Ficha de libro
De vuelta a casa
De vuelta a casa
Esta novela es, ante todo, un archivo familiar que se niega a quedarse quieto: empieza con una escena casi mítica —una casa en el campo, un verano que debería ser simple— y lo convierte en expediente abierto. En 1959, en un rincón rural de Australia, la familia Turner aparece muerta; solo falta el padre. Décadas después, Jess, periodista asentada en Londres, vuelve para cuidar a Nora, su abuela, tras una caída. Y en ese regreso hay algo más que deber: la sensación de que el pasado se guardó con demasiada educación. Morton arma el misterio como si montara un escenario: cada objeto es utilería, cada silencio tiene backstage. Lo que parece una investigación periodística se vuelve una indagación sobre cómo se hereda el dolor y cómo una familia puede reescribir su relato para sobrevivir. Jess no solo busca qué pasó aquella noche; busca quién era su madre antes de ser madre, quién era Nora antes de ser abuela, qué pactos se hicieron en voz baja y qué rencores se dejaron fermentar bajo una cortesía impecable. El contexto pesa: la Australia de posguerra, con su mezcla de esperanza y rigidez social, marca lo que se puede decir y lo que se castiga. La novela alterna tiempos y puntos de vista con paciencia, dejando ver las costuras del recuerdo: lo que se omite, lo que se repite, lo que se embellece para que duela menos. Australia no es postal; es territorio emocional, con calor, polvo, distancias que aíslan y una comunidad pequeña donde la vergüenza circula rápido. Londres aparece como contraste: la prisa por cerrar historias, por convertir vidas en titulares, por llamar verdad a lo que cabe en una columna.

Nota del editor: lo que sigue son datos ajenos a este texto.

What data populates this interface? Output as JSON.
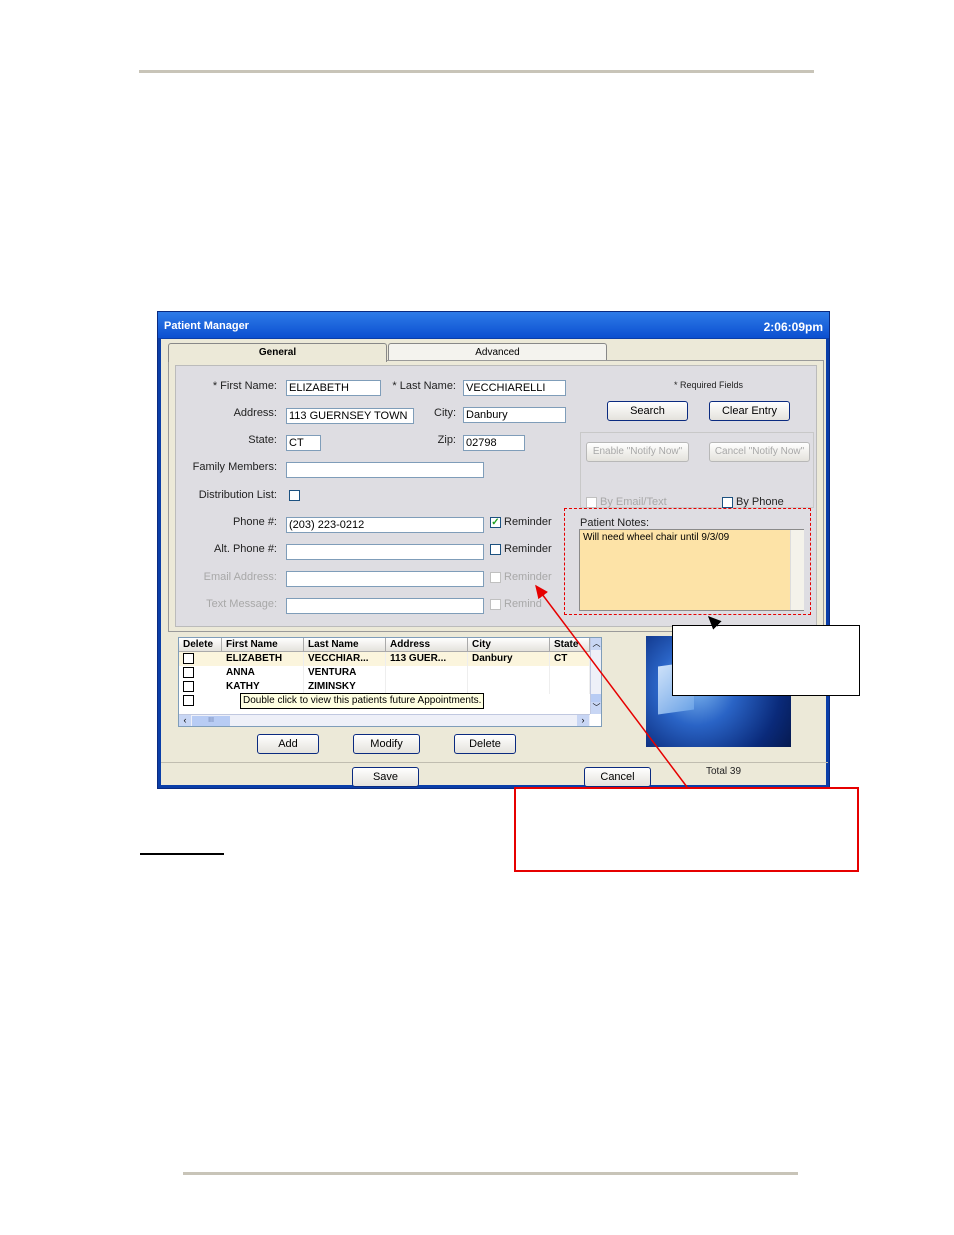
{
  "window": {
    "title": "Patient Manager",
    "clock": "2:06:09pm"
  },
  "tabs": [
    "General",
    "Advanced"
  ],
  "form": {
    "first_name_label": "* First Name:",
    "first_name_value": "ELIZABETH",
    "last_name_label": "* Last Name:",
    "last_name_value": "VECCHIARELLI",
    "address_label": "Address:",
    "address_value": "113 GUERNSEY TOWN",
    "city_label": "City:",
    "city_value": "Danbury",
    "state_label": "State:",
    "state_value": "CT",
    "zip_label": "Zip:",
    "zip_value": "02798",
    "family_label": "Family Members:",
    "family_value": "",
    "distribution_label": "Distribution List:",
    "phone_label": "Phone #:",
    "phone_value": "(203) 223-0212",
    "alt_phone_label": "Alt. Phone #:",
    "alt_phone_value": "",
    "email_label": "Email Address:",
    "email_value": "",
    "text_label": "Text Message:",
    "text_value": "",
    "reminder_label": "Reminder",
    "reminder_short": "Remind",
    "required_note": "* Required Fields"
  },
  "buttons": {
    "search": "Search",
    "clear": "Clear Entry",
    "enable_notify": "Enable \"Notify Now\"",
    "cancel_notify": "Cancel \"Notify Now\"",
    "add": "Add",
    "modify": "Modify",
    "delete": "Delete",
    "save": "Save",
    "cancel": "Cancel"
  },
  "notify": {
    "by_email": "By Email/Text",
    "by_phone": "By Phone"
  },
  "notes": {
    "label": "Patient Notes:",
    "value": "Will need wheel chair until 9/3/09"
  },
  "grid": {
    "headers": [
      "Delete",
      "First Name",
      "Last Name",
      "Address",
      "City",
      "State"
    ],
    "rows": [
      [
        "ELIZABETH",
        "VECCHIAR...",
        "113 GUER...",
        "Danbury",
        "CT"
      ],
      [
        "ANNA",
        "VENTURA",
        "",
        "",
        ""
      ],
      [
        "KATHY",
        "ZIMINSKY",
        "",
        "",
        ""
      ]
    ],
    "tooltip": "Double click to view this patients future Appointments.",
    "scroll_thumb": "III"
  },
  "total": "Total 39",
  "colors": {
    "callout_red": "#e60000",
    "notes_bg": "#fde3a7",
    "titlebar": "#0b4fd0"
  }
}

En la obra de Morton, De vuelta a casa funciona como una síntesis madura: conserva su gusto por las casas con historia y las mujeres que sostienen hilos invisibles, pero lo vuelve más incisivo al hablar de maternidad, reputación y de la violencia que puede camuflarse de normalidad doméstica. Al final, lo que queda no es solo el quién, sino el porqué: la certeza de que una familia puede amar y herir con la misma mano, y que a veces la verdad llega tarde, pero llega.
Por qué embarcarte en este libro
Leerlo hoy es casi un antídoto contra el ruido: en vez de la revelación fácil, te ofrece una verdad que se construye con capas, como una investigación que también es duelo. Si te interesan las historias donde el misterio sirve para hablar de familia, reputación y silencios heredados, aquí hay material. Ojo: su placer está en el detalle y en el tempo largo; si buscas acción inmediata, puede exigirte paciencia.
Si estás dudando entre varias novelas de secretos familiares, esta ya trae el filtro hecho. Es una brújula: no te empuja, pero te orienta hacia la historia que hoy te conviene llevarte.